Remzi Kaya: Sayın Pir şöyle söyleyeyim; biz müdürlük olarak hazırlıklarımızı yaptık. Sayın bakanımız bugün bakanlar kurulu'ndan çıktıktan sonra rakamlar kendisine arzedeceğiz. Sayın bakanımız nihayi kararı verecekler bilgisayardan çıkan şeyler üzerinde. Değerlendirmelerini yapacaklar, ona göre bize start verdiği zaman biz ona göre açıklayacağız.
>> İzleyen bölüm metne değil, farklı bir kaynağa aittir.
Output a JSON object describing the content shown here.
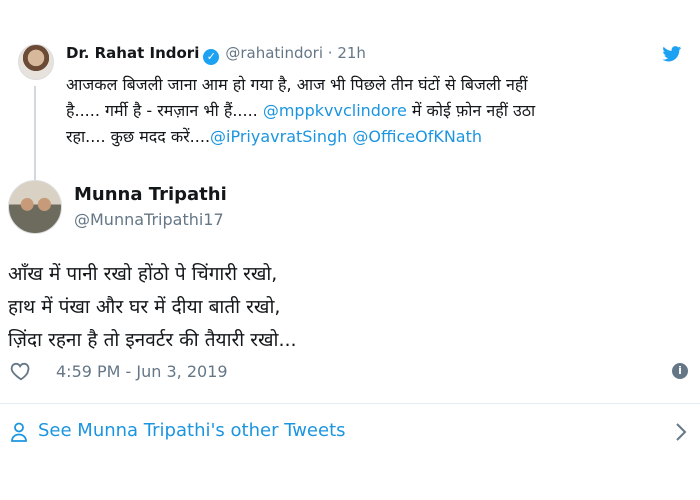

Yani kuvvetle muhtemel bu hafta açıklayacağız bunları.

Celal Pir: Bu hafta açıklayacaksınız?

Remzi Kaya: Bu hafta içinde açıklarız.

Celal Pir: Umarım hayırlı olur. Milli Eğitim Bakanlığı Personel Genel Müdürü sayın Remzi Kaya çok teşekkür ediyoruz. En azından öğretmen atamalarında şu anki son durumu bizim için özetlediğiniz için. Değerli izleyenler NTV'ye Sorun'a bugün için burada nokta koyuyoruz. Yarın yine birlikte olacağız. 24 saat açık hattımız sürekli açık. Bize her konuda fikir, öneri, kritik ve düşüncenizi aktarabilirsiniz. Lütfen bu hakkı kullanın, sizden gelen fikirler ve kritikler ağırlığına göre şekillendirilip bizim programımıza konu oluyor. Hoşçakalın efendim.